As Zimmerman explained it, the former Director of Gulfstream’s Quality Organization developed the innovative inspection process after he realized that the medical industry had been using live video for years and that it could also work for aviation.
Since its introduction, Gulfstream has partnered with the Aeronautical Repair Station Association to develop FAA policy for the industry on remote witnessing and inspection activities, adding to Gulfstream’s position as an industry leader in innovation.
With a product line spanning King Air turboprops through the Citation family of business jets, no other manufacturer produces as many private and corporate aircraft as Textron Aviation. And in their decades of experience in manufacturing and product support, they’ve learned a host of valuable lessons that are put to use in their current lineup.
On the customer support side, the company has introduced a diagnostics system called LinxUs to help operators minimize downtime, especially those as a result of unscheduled maintenance.
“LinxUs provides fast fault notifications and expedites unexpected maintenance by isolating important details,” stated Kyra Shortt, senior vice president of Global Customer Support at Textron Aviation. “Aircraft in flight can receive maintenance notifications is as little as six minutes through their personal aftermarket service account. The notification is facilitated through either ARES or Garmin data transfers.”

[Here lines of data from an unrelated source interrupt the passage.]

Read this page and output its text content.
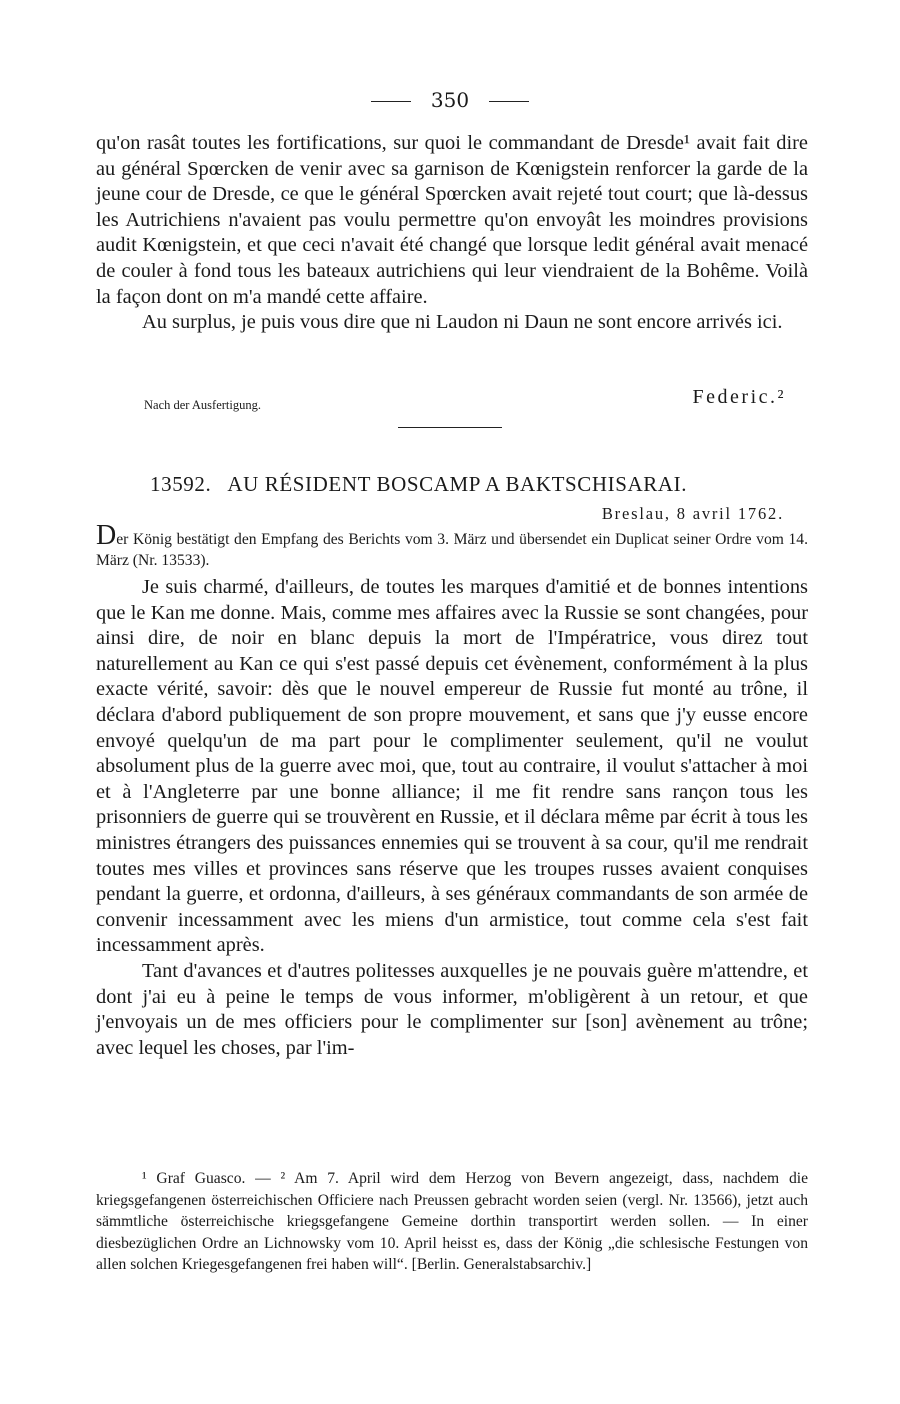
350

qu'on rasât toutes les fortifications, sur quoi le commandant de Dresde¹ avait fait dire au général Spœrcken de venir avec sa garnison de Kœnigstein renforcer la garde de la jeune cour de Dresde, ce que le général Spœrcken avait rejeté tout court; que là-dessus les Autrichiens n'avaient pas voulu permettre qu'on envoyât les moindres provisions audit Kœnigstein, et que ceci n'avait été changé que lorsque ledit général avait menacé de couler à fond tous les bateaux autrichiens qui leur viendraient de la Bohême. Voilà la façon dont on m'a mandé cette affaire.

Au surplus, je puis vous dire que ni Laudon ni Daun ne sont encore arrivés ici.

Nach der Ausfertigung.	Federic.²
13592. AU RÉSIDENT BOSCAMP A BAKTSCHISARAI.
Breslau, 8 avril 1762.
Der König bestätigt den Empfang des Berichts vom 3. März und übersendet ein Duplicat seiner Ordre vom 14. März (Nr. 13533).

Je suis charmé, d'ailleurs, de toutes les marques d'amitié et de bonnes intentions que le Kan me donne. Mais, comme mes affaires avec la Russie se sont changées, pour ainsi dire, de noir en blanc depuis la mort de l'Impératrice, vous direz tout naturellement au Kan ce qui s'est passé depuis cet évènement, conformément à la plus exacte vérité, savoir: dès que le nouvel empereur de Russie fut monté au trône, il déclara d'abord publiquement de son propre mouvement, et sans que j'y eusse encore envoyé quelqu'un de ma part pour le complimenter seulement, qu'il ne voulut absolument plus de la guerre avec moi, que, tout au contraire, il voulut s'attacher à moi et à l'Angleterre par une bonne alliance; il me fit rendre sans rançon tous les prisonniers de guerre qui se trouvèrent en Russie, et il déclara même par écrit à tous les ministres étrangers des puissances ennemies qui se trouvent à sa cour, qu'il me rendrait toutes mes villes et provinces sans réserve que les troupes russes avaient conquises pendant la guerre, et ordonna, d'ailleurs, à ses généraux commandants de son armée de convenir incessamment avec les miens d'un armistice, tout comme cela s'est fait incessamment après.

Tant d'avances et d'autres politesses auxquelles je ne pouvais guère m'attendre, et dont j'ai eu à peine le temps de vous informer, m'obligèrent à un retour, et que j'envoyais un de mes officiers pour le complimenter sur [son] avènement au trône; avec lequel les choses, par l'im-

¹ Graf Guasco. — ² Am 7. April wird dem Herzog von Bevern angezeigt, dass, nachdem die kriegsgefangenen österreichischen Officiere nach Preussen gebracht worden seien (vergl. Nr. 13566), jetzt auch sämmtliche österreichische kriegsgefangene Gemeine dorthin transportirt werden sollen. — In einer diesbezüglichen Ordre an Lichnowsky vom 10. April heisst es, dass der König „die schlesische Festungen von allen solchen Kriegesgefangenen frei haben will“. [Berlin. Generalstabsarchiv.]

While LinxUs provides the ability to notify operators of maintenance issues is a great step in improving aircraft uptime, the company is complementing that with the recent expansion of its Global Service Network. The goal of this investment is to ensure that Textron Aviation aircraft owner/operators will have access to quality services no matter where they fly.
“Over the past year, we have established or expanded service options in Singapore, London, Canada, Australia, and the Philippines,” the representative said. “We have also leveraged Able Aerospace to expand overhaul and repair options, providing more component repair, and overhaul and approved replacement parts solutions.”

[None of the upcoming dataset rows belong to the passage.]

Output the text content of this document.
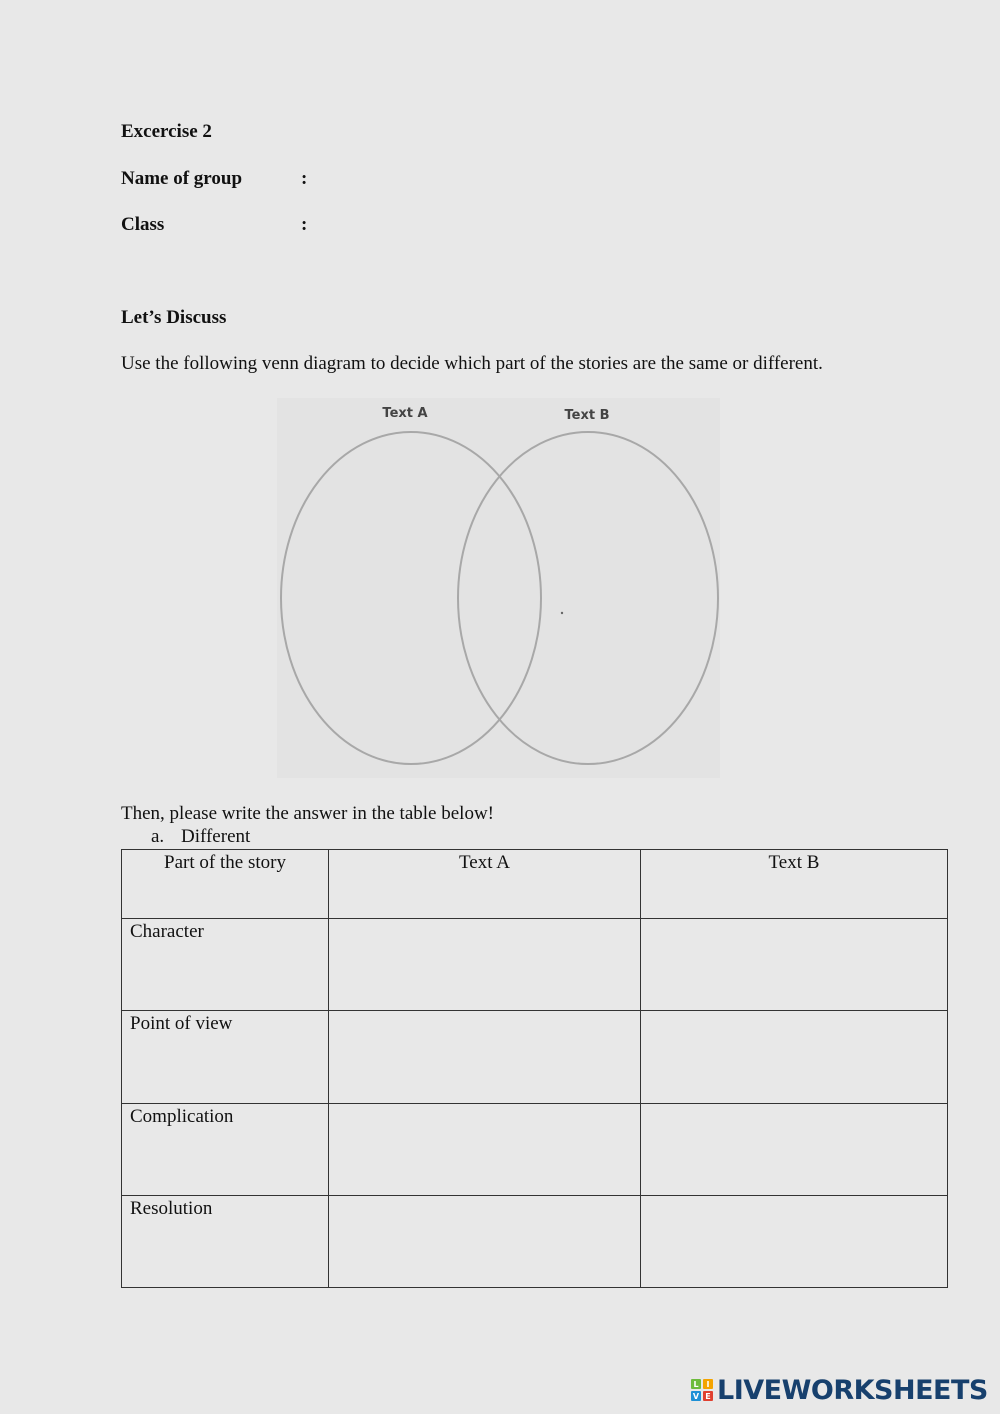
Excercise 2
Name of group	:
Class	:
Let’s Discuss
Use the following venn diagram to decide which part of the stories are the same or different.
Text A	Text B
Then, please write the answer in the table below!
a. Different
Part of the story	Text A	Text B
Character		
Point of view		
Complication		
Resolution		
L I
V E LIVEWORKSHEETS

Capabilities like LinxUs help notify operators of pending maintenance issues and the expanded Global Service Network provides support, but the company aims to reduce the number of maintenance issues in the first place. To help achieve this goal Textron Aviation has taken significant steps to upgrade its manufacturing capabilities to help minimize airframe issues in new-generation aircraft.
“Over the years, Textron Aviation has introduced robotic drilling and riveting techniques in some areas of the factory to improve the production consistency of specific components at various stages of the manufacturing process,” Shortt said. “This has led to improvements across the production line and in the overall reliability of each airframe.”
“In addition, the new Cessna Citation Longitude’s production program takes advantage of new technologies like monolithic machining, where major assemblies are milled out a single piece of metal rather than assembled from smaller pieces,” she explained. “This reduces the number of parts and offers more precise tolerances for easier assembly and maintainability.”
To help further reduce the chance for AOG situations, Textron Aviation recently introduced a new Aircraft Maintenance Data Hub to the Textron Aviation Customer Portal. The hub displays a summary of upcoming or overdue maintenance for all aircraft that have an active subscription with a recommended aircraft maintenance-tracking provider.
“This makes it easier for customers to understand service and support requirements for their aircraft,” Shortt said.